Big Data Guidance for Relational DBAs

Bookmark and Share

The current driving force for many IT projects is big data and analytics. Organizations are looking to exploit the growing mountain of data by creating systems of insight that can help businesses to make better business decisions. Big data analytics can be used to discover patterns in data that can be used to take advantage of heretofore unknown opportunities.

So how will the job of DBA be impacted as their companies deploy big data analytics systems? The answer, is quite a bit, but don’t forget everything you already know!

Life is always changing for DBAs. The DBA is at the center of new application development and therefore is always learning new technologies – and those technologies are not always exclusively database-related. Big data will have a similar impact. There is a lot of new technology to learn. Of course, not every DBA will have to learn each and every type of technology.

The first thing most DBAs should start learning about is NoSQL DBMS technologies. But it is important to understand that NoSQL will not be replacing relational. NoSQL database technologies (key/value, wide column, document store, and graph) are currently very common in big data and analytics projects. But these products are not designed to be wholesale replacements for the rich, in-depth technology embedded within relational systems.

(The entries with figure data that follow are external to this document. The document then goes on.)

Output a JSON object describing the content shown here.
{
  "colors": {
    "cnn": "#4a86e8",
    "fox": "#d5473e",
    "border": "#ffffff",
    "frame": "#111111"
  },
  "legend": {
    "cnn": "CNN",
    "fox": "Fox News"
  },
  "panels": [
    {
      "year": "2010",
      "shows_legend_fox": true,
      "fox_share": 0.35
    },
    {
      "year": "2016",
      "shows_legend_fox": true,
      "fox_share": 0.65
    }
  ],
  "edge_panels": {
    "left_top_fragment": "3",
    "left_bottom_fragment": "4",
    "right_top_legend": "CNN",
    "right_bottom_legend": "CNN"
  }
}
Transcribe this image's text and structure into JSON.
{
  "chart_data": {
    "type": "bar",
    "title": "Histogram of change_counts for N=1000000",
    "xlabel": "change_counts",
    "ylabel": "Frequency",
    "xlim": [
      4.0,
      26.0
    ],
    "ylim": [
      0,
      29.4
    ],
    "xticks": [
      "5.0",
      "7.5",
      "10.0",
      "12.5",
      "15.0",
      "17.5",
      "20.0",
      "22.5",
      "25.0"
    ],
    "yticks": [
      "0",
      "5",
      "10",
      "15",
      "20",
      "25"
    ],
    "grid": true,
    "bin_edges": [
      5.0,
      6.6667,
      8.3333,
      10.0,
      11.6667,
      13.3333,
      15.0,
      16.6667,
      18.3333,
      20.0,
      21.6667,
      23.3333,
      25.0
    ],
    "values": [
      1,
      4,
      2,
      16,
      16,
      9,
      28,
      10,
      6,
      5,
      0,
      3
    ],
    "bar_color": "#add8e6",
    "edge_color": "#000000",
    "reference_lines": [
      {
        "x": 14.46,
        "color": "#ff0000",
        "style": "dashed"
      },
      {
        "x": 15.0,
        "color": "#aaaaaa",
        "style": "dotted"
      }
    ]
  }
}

The RDBMS is adaptable, reliable, and has been used for decades in Fortune 500 businesses. Relational offers stability and integrity in the form of atomicity, consistency, isolation and durability (ACID) in transactions. ACID compliance guarantees that all transactions are completed correctly and quickly. The RDBMS will continue to be the bellwether data management platform for most applications today and into the foreseeable future.

But the stability of relational comes with a cost. RDBMS offerings are costly and with a lot of built-in technology. A NoSQL offering can be lightweight, without all of the bells and whistles built into the RDBMS, thereby offering high performance and suitability for certain types of applications, such as those used for big data analytics.

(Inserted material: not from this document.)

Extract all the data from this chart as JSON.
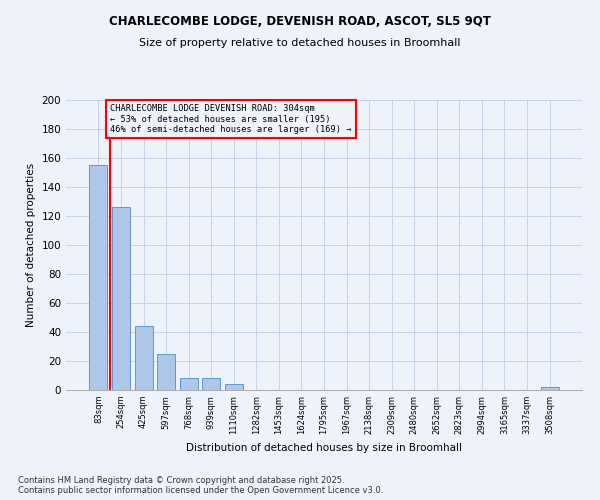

That means that DBAs must be capable of managing relational as well as NoSQL database systems. And they will have to adapt as the market consolidates and the existing RDBMSes adopt NoSQL capabilities (just as they adopted Object-Oriented capabilities in the 1990s). So instead of offering only a relational database engine, a future RDBMS (such as Oracle or DB2) will offer additional engines, such as key/value or document store.

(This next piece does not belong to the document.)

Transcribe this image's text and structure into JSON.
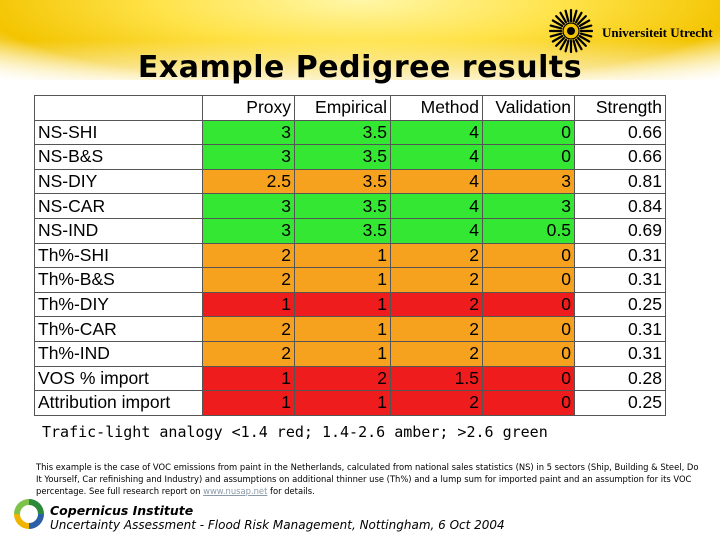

And DBAs who spend the time to learn what the NoSQL database technologies do today will be well-prepared for the multi-engine DBMS of the future. Not only will the NoSQL-knowledgeable DBA be able to help implement projects where organizations are using NoSQL databases today, but they will also be ahead of their peers when NoSQL functionality is added to their RDBMS product(s).

DBAs should also take the time to learn Hadoop, MapReduce and Spark. Hadoop is not a DBMS, but it is likely to be a long-term mainstay for data management, particularly for managing big data. An education in Hadoop and MapReduce will bolster a DBA’s career and make them more employable long-term. Spark also appears to be here for the long run, too. So learning how Spark can speed up big data requests with in-memory capabilities is also a good career bet.

It would also be a good idea for DBAs to read up on analytics and data science. Although most DBAs will not become data scientists, some of their significant users will be. And learning what your users do – and want to do with the data – will make for a better DBA.

And, of course, a DBA should be able to reasonably discuss what is meant by the term “Big Data.” Industry analyst firms have come up with their definitions of what it means to be processing “Big Data”, the most famous of which talks about the 4 “V”s: volume, variety, velocity, and veracity. As interesting as these definitions may be, and as much discussion as they create, you can’t really figure out whether you are working with big data by counting up “V”s!

Analytics and insight are the motivating factor for big data. As with all of the other systems that DBAs must manage, there is data (in this case big data) and processes/programs (in this case analytics). We don’t just store or access a bunch of data because we can, we do it to learn something that will give us a business advantage. That is the purpose of analytics. And every good DBA knows that understanding the business purpose for the data will make you a better DBA. So understanding the analytics systems and applications used on your big data is also an appropriate use of time for DBAs.

Finally, I would urge DBAs to automate as many data management tasks as possible. The more automated existing management tasks become, the more available DBAs become to learn about, and work on the newer, more interesting projects. So automating traditional and time consuming processes that must be performed on your relational systems will open up more time for you to devote to learning the new technologies being brought into your organization to develop big data analytics systems.